Sr. Web Developer
mediabistro.com
US-NY-New York

Justtechjobs.com Post A Job | Post A Resume

Comments for: dhar20040217

Message # 1018951:
Date: 02/18/04 04:40
By: Armand Turpel Profile
Subject: Keytable with fixed rows length

Here an other approache to store keywords:
In this table the crc32 checksum of a keyword is taken and not the whole keyword it self.
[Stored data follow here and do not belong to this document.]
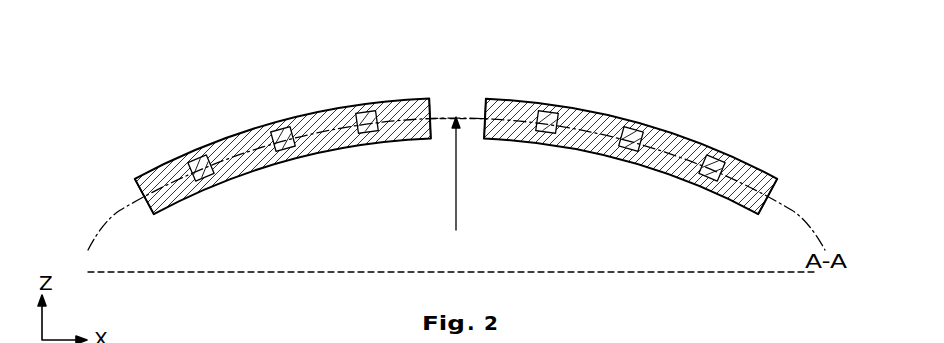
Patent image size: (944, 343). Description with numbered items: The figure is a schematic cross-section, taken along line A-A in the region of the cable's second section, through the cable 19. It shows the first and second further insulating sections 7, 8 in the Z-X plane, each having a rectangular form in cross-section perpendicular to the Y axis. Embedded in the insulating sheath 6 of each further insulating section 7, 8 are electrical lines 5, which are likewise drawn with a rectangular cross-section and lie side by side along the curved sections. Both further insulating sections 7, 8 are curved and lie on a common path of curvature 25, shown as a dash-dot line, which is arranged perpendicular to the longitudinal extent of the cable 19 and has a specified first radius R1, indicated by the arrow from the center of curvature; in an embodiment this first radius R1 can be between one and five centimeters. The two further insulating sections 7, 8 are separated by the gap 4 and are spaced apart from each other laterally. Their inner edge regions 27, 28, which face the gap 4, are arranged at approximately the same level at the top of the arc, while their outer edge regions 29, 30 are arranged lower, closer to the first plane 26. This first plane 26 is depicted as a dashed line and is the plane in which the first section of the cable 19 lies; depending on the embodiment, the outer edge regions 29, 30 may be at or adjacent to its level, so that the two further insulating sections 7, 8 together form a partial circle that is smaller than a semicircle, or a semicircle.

The gap 4 is at (455, 82).
The electrical lines 5 is at (202, 180).
The insulating sheath 6 is at (253, 125).
The first further insulating section 7 is at (207, 125).
The second further insulating section 8 is at (688, 113).
The cable 19 is at (472, 157).
The path of curvature 25 is at (129, 207).
The first plane 26 is at (755, 274).
The inner edge region of the first further insulating section 27 is at (428, 104).
The inner edge region of the second further insulating section 28 is at (485, 105).
The outer edge region of the first further insulating section 29 is at (134, 188).
The outer edge region of the second further insulating section 30 is at (779, 182).
The first radius R1 is at (457, 190).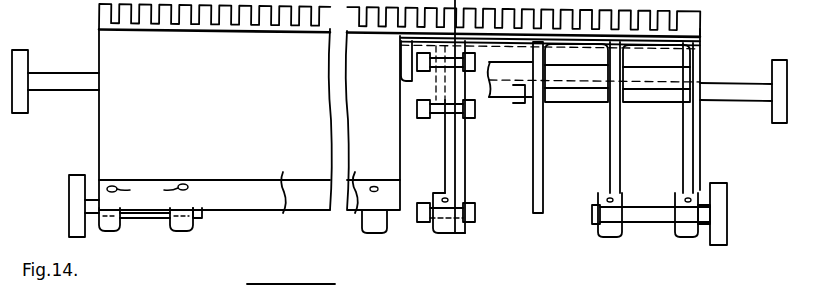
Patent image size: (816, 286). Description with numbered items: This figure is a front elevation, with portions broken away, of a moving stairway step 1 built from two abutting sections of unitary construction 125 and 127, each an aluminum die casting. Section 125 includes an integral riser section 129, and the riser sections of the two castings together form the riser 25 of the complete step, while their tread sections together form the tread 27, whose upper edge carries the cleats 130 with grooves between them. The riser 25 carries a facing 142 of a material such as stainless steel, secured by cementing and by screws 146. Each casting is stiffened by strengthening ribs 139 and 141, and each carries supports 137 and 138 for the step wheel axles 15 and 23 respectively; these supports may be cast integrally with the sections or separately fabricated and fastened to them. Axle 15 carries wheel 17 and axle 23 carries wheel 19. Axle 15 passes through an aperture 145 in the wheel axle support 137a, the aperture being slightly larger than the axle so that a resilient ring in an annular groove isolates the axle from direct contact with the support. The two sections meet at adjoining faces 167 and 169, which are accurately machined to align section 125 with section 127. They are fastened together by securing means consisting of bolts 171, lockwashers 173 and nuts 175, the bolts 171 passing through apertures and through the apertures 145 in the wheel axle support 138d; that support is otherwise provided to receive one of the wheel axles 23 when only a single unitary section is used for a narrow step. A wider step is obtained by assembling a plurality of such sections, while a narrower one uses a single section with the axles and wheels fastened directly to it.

The rack teeth 130 is at (662, 13).
The facing 142 is at (118, 152).
The riser section 129 is at (296, 236).
The screws 146 is at (147, 194).
The section of unitary construction 125 is at (99, 115).
The riser 25 is at (348, 236).
The adjoining face 169 is at (453, 178).
The adjoining face 167 is at (458, 160).
The wheel axle support 138d is at (445, 234).
The wheel axle support 137a is at (442, 120).
The nuts 175 is at (428, 202).
The bolts 171 is at (475, 213).
The lockwashers 173 is at (432, 224).
The aperture 145 is at (525, 100).
The strengthening rib 139 is at (590, 55).
The support 137 is at (683, 123).
The strengthening rib 141 is at (610, 150).
The support 138 is at (687, 232).
The step wheel axle 23 is at (650, 198).
The wheel 19 is at (718, 184).
The section of unitary construction 127 is at (739, 46).
The step wheel axle 15 is at (735, 83).
The wheel 17 is at (779, 60).
The apparatus 1 is at (395, 285).
The tread 27 is at (530, 285).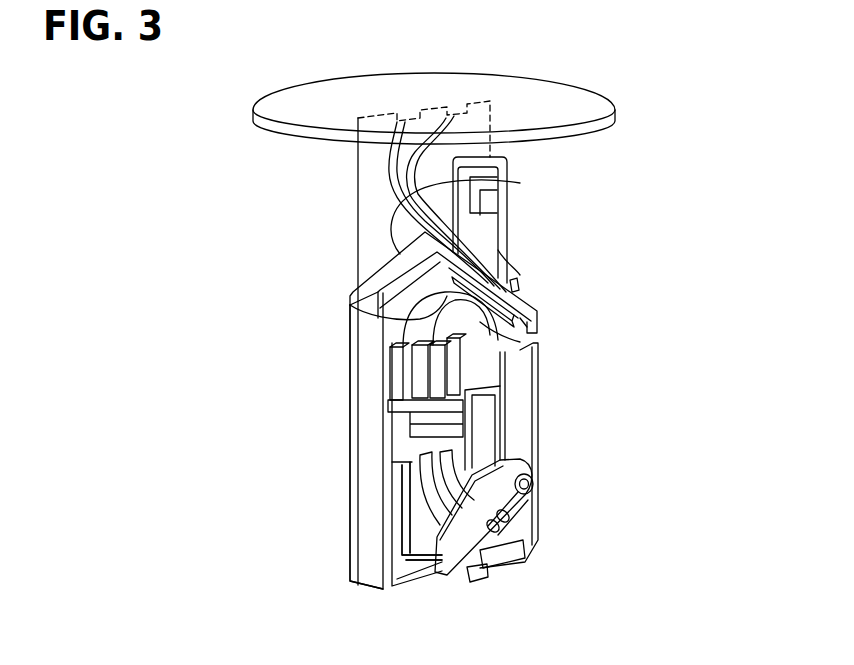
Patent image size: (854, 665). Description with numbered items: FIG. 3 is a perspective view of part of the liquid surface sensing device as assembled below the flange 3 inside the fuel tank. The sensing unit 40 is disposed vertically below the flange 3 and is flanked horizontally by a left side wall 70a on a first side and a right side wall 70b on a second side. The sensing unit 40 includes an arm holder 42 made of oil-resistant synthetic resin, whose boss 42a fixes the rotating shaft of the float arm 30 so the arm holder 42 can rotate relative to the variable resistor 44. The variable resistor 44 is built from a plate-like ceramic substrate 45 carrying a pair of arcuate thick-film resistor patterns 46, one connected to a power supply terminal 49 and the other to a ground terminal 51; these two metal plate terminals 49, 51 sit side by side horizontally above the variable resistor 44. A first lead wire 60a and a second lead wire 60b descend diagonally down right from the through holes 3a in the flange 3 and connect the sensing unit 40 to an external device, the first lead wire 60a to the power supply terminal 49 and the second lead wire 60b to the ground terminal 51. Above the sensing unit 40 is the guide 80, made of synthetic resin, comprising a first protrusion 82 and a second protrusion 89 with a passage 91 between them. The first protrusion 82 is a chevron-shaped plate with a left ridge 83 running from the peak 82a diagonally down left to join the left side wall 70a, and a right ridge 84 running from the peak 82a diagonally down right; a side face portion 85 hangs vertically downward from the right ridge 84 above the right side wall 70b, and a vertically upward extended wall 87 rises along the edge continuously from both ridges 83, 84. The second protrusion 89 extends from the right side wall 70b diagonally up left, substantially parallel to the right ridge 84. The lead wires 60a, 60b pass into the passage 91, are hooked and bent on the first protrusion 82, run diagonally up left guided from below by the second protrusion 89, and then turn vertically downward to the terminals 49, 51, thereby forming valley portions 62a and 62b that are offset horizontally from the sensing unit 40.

The flange 3 is at (282, 97).
The through hole 3a is at (407, 111).
The first lead wire 60a is at (388, 162).
The second lead wire 60b is at (403, 181).
The valley portion 62a is at (348, 303).
The valley portion 62b is at (386, 289).
The first protrusion 82 is at (660, 155).
The left ridge 83 is at (520, 183).
The peak 82a is at (500, 223).
The right ridge 84 is at (497, 252).
The vertically upward extended wall 87 is at (526, 312).
The side face portion 85 is at (537, 330).
The guide 80 is at (720, 217).
The flow passage 91 is at (537, 342).
The second protrusion 89 is at (498, 390).
The sensing unit 40 is at (201, 352).
The boss 42a is at (533, 470).
The arm holder 42 is at (486, 576).
The left side wall 70a is at (368, 556).
The right side wall 70b is at (538, 520).
The float arm 30 is at (500, 560).
The power supply terminal 49 is at (450, 392).
The ground terminal 51 is at (455, 418).
The resistor patterns 46 is at (435, 468).
The variable resistor 44 is at (251, 445).
The substrate 45 is at (420, 527).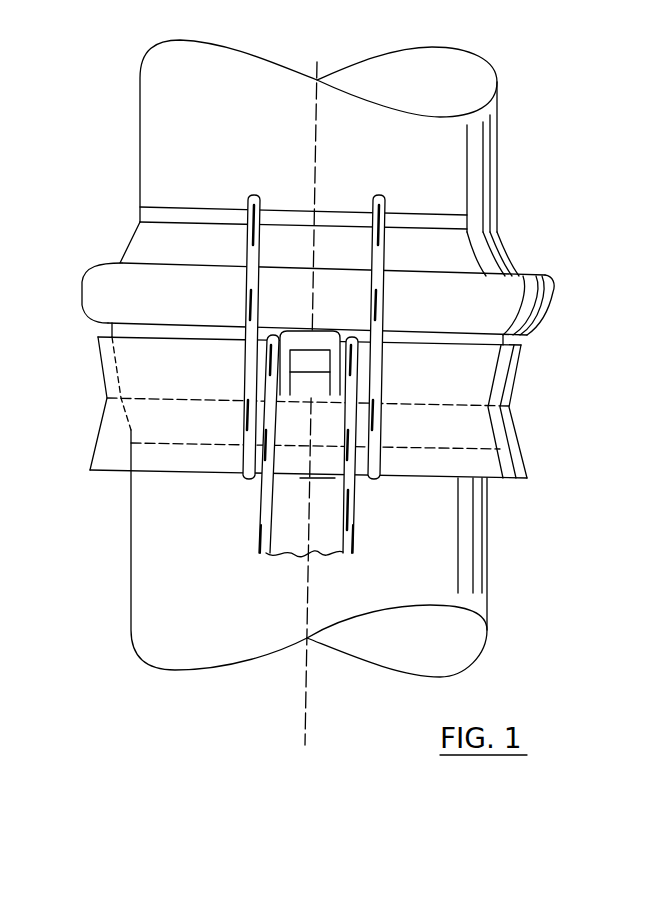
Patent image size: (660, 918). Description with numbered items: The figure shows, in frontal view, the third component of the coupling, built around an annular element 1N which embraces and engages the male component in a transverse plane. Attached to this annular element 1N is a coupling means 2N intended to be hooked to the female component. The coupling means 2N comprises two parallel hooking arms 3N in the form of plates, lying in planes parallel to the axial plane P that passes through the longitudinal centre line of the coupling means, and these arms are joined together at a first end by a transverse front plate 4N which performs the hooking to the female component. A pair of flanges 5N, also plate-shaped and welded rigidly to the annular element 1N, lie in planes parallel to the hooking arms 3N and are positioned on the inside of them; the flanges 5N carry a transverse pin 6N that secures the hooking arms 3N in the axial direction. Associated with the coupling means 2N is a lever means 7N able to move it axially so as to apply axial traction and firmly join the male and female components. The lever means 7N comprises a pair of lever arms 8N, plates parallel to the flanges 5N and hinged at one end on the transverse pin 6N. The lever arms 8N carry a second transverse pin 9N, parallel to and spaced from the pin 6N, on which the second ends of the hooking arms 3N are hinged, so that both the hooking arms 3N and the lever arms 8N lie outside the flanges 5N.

The annular element 1N is at (520, 435).
The coupling means 2N is at (403, 246).
The hooking arms 3N is at (243, 310).
The transverse front plate 4N is at (297, 216).
The flanges 5N is at (262, 383).
The transverse pin 6N is at (307, 371).
The lever means 7N is at (357, 515).
The lever arms 8N is at (258, 543).
The second transverse pin 9N is at (314, 456).
The axial plane P is at (305, 704).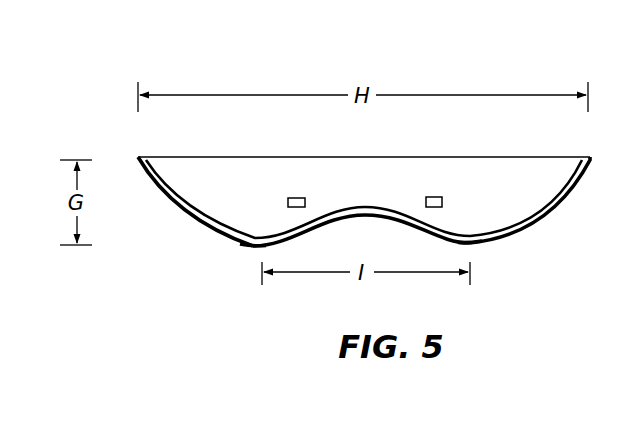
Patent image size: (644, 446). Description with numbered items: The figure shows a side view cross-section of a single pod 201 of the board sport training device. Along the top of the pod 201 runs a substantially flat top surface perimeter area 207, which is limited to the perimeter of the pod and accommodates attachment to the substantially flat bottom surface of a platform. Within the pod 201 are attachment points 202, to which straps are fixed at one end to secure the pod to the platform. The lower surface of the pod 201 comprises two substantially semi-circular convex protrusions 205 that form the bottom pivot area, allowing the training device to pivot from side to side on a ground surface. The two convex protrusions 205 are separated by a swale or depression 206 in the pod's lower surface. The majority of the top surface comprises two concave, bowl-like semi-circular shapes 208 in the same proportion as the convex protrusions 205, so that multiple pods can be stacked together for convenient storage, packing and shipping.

The pod 201 is at (171, 173).
The attachment points 202 is at (432, 187).
The semi-circular convex protrusions 205 is at (249, 249).
The swale or depression 206 is at (361, 222).
The flat top surface perimeter area 207 is at (213, 153).
The concave semi-circular shapes 208 is at (264, 222).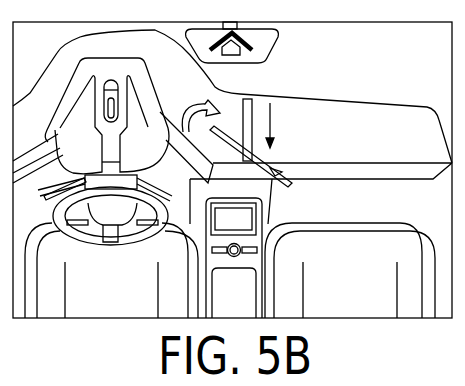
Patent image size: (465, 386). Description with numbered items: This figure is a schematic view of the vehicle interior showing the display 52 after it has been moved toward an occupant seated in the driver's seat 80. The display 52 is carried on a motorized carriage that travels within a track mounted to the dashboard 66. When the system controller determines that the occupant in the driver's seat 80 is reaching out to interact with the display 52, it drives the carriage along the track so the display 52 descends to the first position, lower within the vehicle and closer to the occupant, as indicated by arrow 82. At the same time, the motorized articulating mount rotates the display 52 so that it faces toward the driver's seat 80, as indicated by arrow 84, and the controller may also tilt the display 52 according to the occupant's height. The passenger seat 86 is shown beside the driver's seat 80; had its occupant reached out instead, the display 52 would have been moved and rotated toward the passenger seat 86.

The display 52 is at (292, 186).
The dashboard 66 is at (358, 142).
The driver's seat 80 is at (127, 293).
The arrow 82 is at (270, 120).
The arrow 84 is at (202, 100).
The passenger seat 86 is at (367, 293).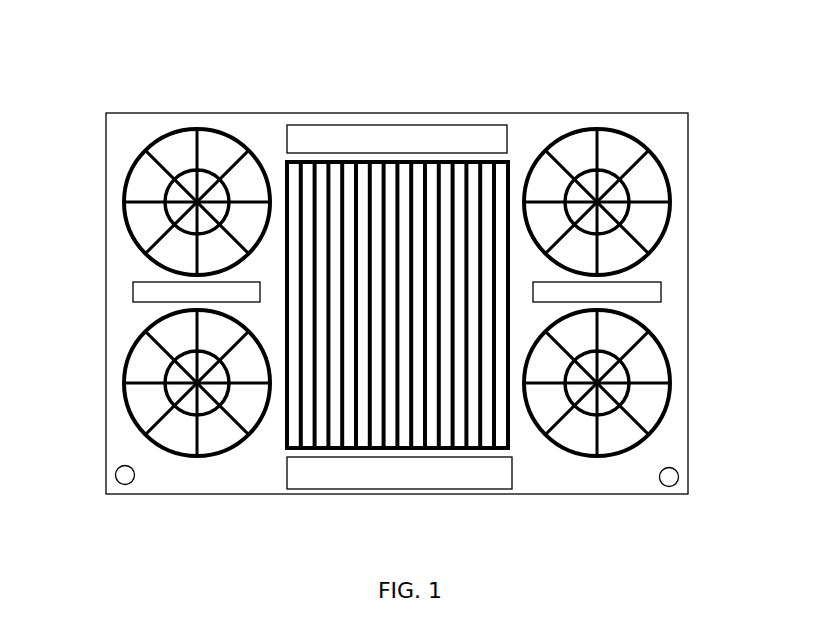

Searching in such a table is much more faster because the table has fixed rows length and the table take less storage space.

CREATE TABLE keytable (
keyid int NOT NULL auto_increment,
keyword int NOT NULL);

The following script extract from a given text file the keywords and print out:
Keyword => Occurrence => crc32 Checksum

You have to define at the bottom of the script an existing text file.

<?php

class index
{
/**
* Default word delimiters
*
*/
var $_delimiters = " \"'<>;-.!`#+*~´&\$\\?,:(){}[]%/";
/**
* Mimimal default word length
*
*/
var $_word_length = 3;
/**
* Words to ignore list
*
*/
var $_ignore_words = array(
'also',
'and',
'any',
'are',
'been',
'being',
'both',
'bring',
'but',
'can',
'comes',
'could',
'does');

/**
* Constructor
* @param int $word_length Minimal word length
* @param string $delimiters Word delimiters
*/
function index( $word_length = 3, $delimiters = FALSE )
{
if(is_string($delimiters))
{
$this->_delimiters = $delimiters;
}

$this->_word_length = $word_length;
}

/**
* Extract the words from a text string
*
* @param string $string Text string
*/
function & _split_words( & $string )
{
$content_array = array();
$string = preg_replace("/\n|\r/", " ", $string);
$tok = strtok($string, " ");
while (FALSE !== $tok)
{
$word = trim($tok);
if( strlen($word) >= $this->_word_length )
{
$word = strtolower($word);
if(count($this->_ignore_words) == 0)
{
$content_array[] = htmlentities($word);
}
elseif(FALSE === in_array($word, $this->_ignore_words))
{
$content_array[] = htmlentities($word);
}
}

$tok = strtok ($this->_delimiters);
}
return $content_array;
}

/**
* Print out (key)words of a text string
*
* @param string $content Text string
*/
function show_keywords( $content )
{
$_content = $this->_split_words( $content );

sort($_content);

// Occurrence of words
$array_content = array_count_values($_content);

while (list ($key, $val) = each ($array_content))
{
echo $key.' => '.$val.' '.crc32($key).'<br>';
}
}

}

// Print out:
// Keyword => Occurrence => crc32 Checksum
//
$index = & new index();

// Define an existing text file here
//
$content = implode("", file ("a_text_file.txt"));

// Show keywords of a text
$index->show_keywords( $content );

?>

Previous Message | Next Message


Comments:
Ä«/µå/µ¹·Á¸·±â·Î/¸Á°¡Áö½ÅºÐ/²À º¸¼¼¿ä!ÀÌÇýÁø12/05/04 00:00
Ä«,µå,¿¬,ü,ÀÚ/¿¹.Á¤.ÀÚ ´ë,Ãâ 100-1000¸¸¿øÀÌ´ÙÇö12/03/04 00:16
½Å.¿ë.ºÒ.·®/Ä«.µå.¿¬.ü/´ë.Ãâ/È¥ÀÚ/ÇØ.°áÇÏ´Â/¹æ.¹ý±èÇö¼­12/02/04 20:22
´ë'Ãâ'°Å'Àý'½Ã'100%µÇ'°Ô'ÇÏ'´Â'¹æ'¹ýÇѰæ¿í11/29/04 11:58
½Å.¿ë.ºÒ.·®.ÀÚ/´çÀÏ500/´ë.Ãâ.ºñ.¹ýÀÌÈñÁø11/21/04 20:40
½Å.¿ëºÒ.·®ÀÚ°¡ ¾Ë¾Æ¾ßÇÒ Á¤.º¸ ´ë.°ø.°³ ÀÌ´ÙÁø11/20/04 07:13
½Å.¿ë.ºÒ.·®.ÀÚ/´çÀÏ500/´ë.Ãâ.ºñ.¹ýÀÌÈñÁø11/20/04 05:54
We already haveAndrew Rodland03/23/04 15:23
RE: More easy with MySQL FullTextArmand Turpel02/26/04 03:39
More easy with MySQL FullTextPablo Almunia02/23/04 19:31
Keytable with fixed rows lengthArmand Turpel02/18/04 04:40
 

If you are looking for help, please post on the appropriate forum here. Your questions will be answered much more quickly.

Add A Comment:

Name:

Email:

Subject:

Message:

To reduce spam posts, messages are now manually approved

You are not [logged in]. That means your account will not get credit for this post.